Ia telah memasuki kilometer pamungkasnya berjalan kaki dari kampungnya di Indramayu, Jawa Barat ke Ibukota.

Sepanjang 7 hari perjalanan itu, ia setia menggembol tas merah-putih berisi wayang kardus berwujud aneka binatang yang kerap ia pakai mendongengi bocah. Di Jakarta, Samsudin bermimpi dapat menemui Presiden RI Joko Widodo ataupun Ibu Negara Iriana Widodo.

Baru kali ini ia bermimpi bertemu RI 1. Kondisi finansial yang sulit memaksa pendongeng ini menunggak uang sekolah putri semata wayangnya.

Samsudin merasa tak bisa lebih lama lagi memperjuangkan dongeng konservasinya secara senyap. Wajar belaka jika seorang prajurit ingin perjuangannya tersiar.

Ditakdirkan jadi pengajar

Samsudin anak ketujuh dari delapan bersaudara. Lahir dari keluarga sederhana, mendiang ayahnya menitip pesan pada sang bunda sebelum tiada.

“Kalau bisa, anak-anak mengajar,” kata Samsudin menirukan pesan sang ayah lewat mulut ibunya.

Ia menggenapi pesan ayahnya yang wafat 1982 silam.
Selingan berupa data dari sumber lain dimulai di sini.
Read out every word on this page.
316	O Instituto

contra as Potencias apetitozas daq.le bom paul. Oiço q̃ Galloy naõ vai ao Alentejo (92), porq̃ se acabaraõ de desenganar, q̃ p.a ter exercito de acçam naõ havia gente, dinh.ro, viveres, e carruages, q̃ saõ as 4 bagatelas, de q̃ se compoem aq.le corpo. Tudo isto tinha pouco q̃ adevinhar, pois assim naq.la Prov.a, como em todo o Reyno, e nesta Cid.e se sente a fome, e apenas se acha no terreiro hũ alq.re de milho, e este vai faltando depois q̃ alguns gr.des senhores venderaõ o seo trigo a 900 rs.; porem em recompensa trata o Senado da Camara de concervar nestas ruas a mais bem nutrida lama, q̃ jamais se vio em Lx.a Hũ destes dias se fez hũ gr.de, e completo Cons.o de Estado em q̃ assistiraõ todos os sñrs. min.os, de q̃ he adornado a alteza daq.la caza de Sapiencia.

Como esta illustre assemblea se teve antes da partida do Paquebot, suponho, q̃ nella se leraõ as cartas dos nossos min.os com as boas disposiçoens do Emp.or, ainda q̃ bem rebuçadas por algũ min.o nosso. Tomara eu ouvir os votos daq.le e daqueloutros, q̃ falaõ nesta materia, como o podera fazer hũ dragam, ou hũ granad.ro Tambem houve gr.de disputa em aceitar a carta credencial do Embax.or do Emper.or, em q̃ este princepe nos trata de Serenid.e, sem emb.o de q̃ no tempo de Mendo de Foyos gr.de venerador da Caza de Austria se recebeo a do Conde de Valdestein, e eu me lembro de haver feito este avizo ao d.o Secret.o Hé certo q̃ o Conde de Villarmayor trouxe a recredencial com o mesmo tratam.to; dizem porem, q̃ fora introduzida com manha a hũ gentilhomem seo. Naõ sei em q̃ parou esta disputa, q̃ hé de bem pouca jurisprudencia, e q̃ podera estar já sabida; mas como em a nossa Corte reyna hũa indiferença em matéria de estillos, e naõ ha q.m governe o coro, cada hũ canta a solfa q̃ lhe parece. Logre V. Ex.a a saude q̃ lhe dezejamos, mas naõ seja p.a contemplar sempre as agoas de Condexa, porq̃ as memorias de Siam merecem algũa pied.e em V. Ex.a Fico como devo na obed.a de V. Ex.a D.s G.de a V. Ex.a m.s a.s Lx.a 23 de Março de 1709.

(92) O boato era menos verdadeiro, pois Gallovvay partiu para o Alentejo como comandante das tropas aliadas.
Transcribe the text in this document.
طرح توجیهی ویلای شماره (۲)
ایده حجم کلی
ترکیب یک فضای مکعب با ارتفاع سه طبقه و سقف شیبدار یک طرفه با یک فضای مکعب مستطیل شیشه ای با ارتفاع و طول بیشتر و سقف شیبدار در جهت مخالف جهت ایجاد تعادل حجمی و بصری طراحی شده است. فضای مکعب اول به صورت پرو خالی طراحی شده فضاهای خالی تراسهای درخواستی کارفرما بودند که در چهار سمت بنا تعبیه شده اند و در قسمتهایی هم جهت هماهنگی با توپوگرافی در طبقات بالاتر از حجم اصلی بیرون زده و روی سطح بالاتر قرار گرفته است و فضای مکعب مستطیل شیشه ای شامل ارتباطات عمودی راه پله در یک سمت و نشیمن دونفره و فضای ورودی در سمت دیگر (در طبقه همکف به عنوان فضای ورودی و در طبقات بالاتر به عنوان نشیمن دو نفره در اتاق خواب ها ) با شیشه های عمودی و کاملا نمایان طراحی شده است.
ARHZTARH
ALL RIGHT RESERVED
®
Sejak 2006, ia membaktikan diri jadi guru honorer di salah satu sekolah dasar di Desa Krasak, Indramayu.

Mulanya mengajar siswa kelas VI, ia sempat bingung ketika diminta mengajar siswa kelas I. Ada tantangan tersendiri buat menggamit perhatian para murid yang masih bocah itu.

“Akhirnya saya mengajar sambil cerita, sambil gambar. Dongeng saya ini sebetulnya ada cerita, bumbu penyedap agar informasi yang saya sampaikan bisa menarik perhatian anak untuk mengajar. Pokoknya maksa anak untuk betah,” kenang Samsudin.

Tujuh tahun jadi guru honorer, Samsudin angkat kaki pada 2013. Katanya, ia kurang cocok terhadap kondisi sekitar. Namun demikian, panggilan jiwanya sebagai pengajar tak ikut surut.

Langkah pertama, ia dan sejumlah kolega membentuk Rumah Baca Bumi Pertiwi di kampungnya, Desa Krasak, Indramayu di rumah pemberian bundanya.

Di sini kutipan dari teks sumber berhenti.